Why wait for what, for wait for when is a hard title to understand, but it has a certain poetry. That’s apt for Toby Fitzgibbons and Matthew Robinson’s mystifying duet, which hints at a story – there’s a pile of clothes, a broken billboard sign, an image of a mill silhouetted against sunlit clouds – but works better through mood, not meaning. There’s a lonesome-cowboy feel to the piece, the men synching into loose line-dancing, or joshing with casual high-fives and shoot-from-the-hips hands. There are also melancholy moments: Fitzgibbons taking off into a disquieting solo of sidewinder twists and lizard crawls; the pair playing at falling down dead. Both are fine dancers, the choreography is well crafted and the music (Lynyrd Skynyrd, Tom Waits and others) casts a captivating spell. All it needs is more narrative coherence. Or less narrative.
Daniel Walters’ BooJack is more straightforward: it’s about newspapers. Two women read tabloids while a third emerges from a paper pile with a concertina of newsprint unspooling from her mouth. The imagery is striking, but the piece doesn’t get into gear until the women start floundering in paper flotsam. One dons a head of rumpled pages, like a monster from the deep; another is suffocated by sheets clamped over her face. The choreography could be better honed, but its mix of long flailing hair and newspaper neuroses did make me think of Rebekah Brooks. Which was creepy.

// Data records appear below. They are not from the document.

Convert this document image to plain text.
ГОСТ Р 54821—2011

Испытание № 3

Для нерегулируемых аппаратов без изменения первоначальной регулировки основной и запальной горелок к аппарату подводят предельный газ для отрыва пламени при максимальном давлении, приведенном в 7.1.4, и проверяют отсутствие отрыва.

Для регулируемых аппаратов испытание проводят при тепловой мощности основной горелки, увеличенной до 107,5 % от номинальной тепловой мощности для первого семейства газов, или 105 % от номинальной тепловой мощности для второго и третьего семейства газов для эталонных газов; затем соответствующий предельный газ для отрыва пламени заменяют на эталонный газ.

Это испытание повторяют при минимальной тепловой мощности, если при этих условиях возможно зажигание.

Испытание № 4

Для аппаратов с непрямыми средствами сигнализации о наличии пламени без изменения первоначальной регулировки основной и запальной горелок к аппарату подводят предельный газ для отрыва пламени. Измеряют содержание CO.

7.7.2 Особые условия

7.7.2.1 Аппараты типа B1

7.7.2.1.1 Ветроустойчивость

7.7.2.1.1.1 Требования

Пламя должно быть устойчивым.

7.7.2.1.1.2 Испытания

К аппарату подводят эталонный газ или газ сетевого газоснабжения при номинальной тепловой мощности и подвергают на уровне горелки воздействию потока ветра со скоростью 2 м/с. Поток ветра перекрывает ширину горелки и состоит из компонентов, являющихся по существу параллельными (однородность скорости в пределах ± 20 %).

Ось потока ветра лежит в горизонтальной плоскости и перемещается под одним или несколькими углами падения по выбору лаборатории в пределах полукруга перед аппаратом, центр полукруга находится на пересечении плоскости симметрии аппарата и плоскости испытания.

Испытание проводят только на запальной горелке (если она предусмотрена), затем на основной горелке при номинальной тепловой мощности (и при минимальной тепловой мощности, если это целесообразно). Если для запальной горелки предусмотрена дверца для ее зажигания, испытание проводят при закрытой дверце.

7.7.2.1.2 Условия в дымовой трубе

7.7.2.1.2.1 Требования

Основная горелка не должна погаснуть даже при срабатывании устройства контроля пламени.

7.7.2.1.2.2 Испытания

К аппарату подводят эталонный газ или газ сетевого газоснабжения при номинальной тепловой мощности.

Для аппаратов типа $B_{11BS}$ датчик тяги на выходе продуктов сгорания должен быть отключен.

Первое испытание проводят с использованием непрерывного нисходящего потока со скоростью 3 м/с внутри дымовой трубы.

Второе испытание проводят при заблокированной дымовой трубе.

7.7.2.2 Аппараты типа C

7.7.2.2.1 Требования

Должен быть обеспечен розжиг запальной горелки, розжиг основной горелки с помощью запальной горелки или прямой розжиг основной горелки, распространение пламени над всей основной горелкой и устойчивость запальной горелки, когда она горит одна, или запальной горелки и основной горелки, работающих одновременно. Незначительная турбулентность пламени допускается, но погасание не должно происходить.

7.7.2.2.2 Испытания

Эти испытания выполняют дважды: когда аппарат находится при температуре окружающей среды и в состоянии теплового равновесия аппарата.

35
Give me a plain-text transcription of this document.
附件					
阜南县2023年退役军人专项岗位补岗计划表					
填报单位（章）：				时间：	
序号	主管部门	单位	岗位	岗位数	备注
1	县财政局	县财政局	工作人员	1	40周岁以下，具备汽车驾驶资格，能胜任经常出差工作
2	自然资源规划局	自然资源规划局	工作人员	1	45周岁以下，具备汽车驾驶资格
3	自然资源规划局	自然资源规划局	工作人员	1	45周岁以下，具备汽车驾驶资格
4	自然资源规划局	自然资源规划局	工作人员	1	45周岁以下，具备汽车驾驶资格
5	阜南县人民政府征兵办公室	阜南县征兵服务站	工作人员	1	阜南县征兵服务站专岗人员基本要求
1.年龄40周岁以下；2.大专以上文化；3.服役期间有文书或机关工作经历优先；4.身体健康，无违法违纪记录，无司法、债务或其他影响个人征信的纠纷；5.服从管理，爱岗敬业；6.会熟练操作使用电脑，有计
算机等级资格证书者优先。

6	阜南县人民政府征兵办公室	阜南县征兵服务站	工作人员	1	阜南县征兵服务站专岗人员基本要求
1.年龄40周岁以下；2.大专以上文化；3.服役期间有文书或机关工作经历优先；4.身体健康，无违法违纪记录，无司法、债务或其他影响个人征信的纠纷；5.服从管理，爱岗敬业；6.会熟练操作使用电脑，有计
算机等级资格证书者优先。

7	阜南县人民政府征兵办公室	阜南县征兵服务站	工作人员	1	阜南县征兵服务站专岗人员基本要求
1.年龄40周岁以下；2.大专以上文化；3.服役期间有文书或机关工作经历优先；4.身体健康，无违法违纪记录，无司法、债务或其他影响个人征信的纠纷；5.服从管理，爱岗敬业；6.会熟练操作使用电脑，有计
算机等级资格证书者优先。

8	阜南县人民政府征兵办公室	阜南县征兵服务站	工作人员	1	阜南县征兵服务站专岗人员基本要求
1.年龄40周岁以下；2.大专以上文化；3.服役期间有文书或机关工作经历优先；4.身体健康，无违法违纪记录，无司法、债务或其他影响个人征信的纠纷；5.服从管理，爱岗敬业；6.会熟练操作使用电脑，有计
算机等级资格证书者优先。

The B-Sides is sharp, smart entertainment. Riffing on the rhythms of Jamaican music, choreographer Shelley Maxwell melds contemporary dance technique with the snap and reverb of a reggae offbeat, the down-and-dirty thump of a bassline and the show-off brio of rap – like patois, in dance form. Two women shake their hips as expressively as if they were wagging tongues. There are strutty chicken-walks, smutty boob-and-butt rolls, and plenty of attitude. All six dancers are great, but special mention goes to the superlative Theo Lowe, and his pelvis.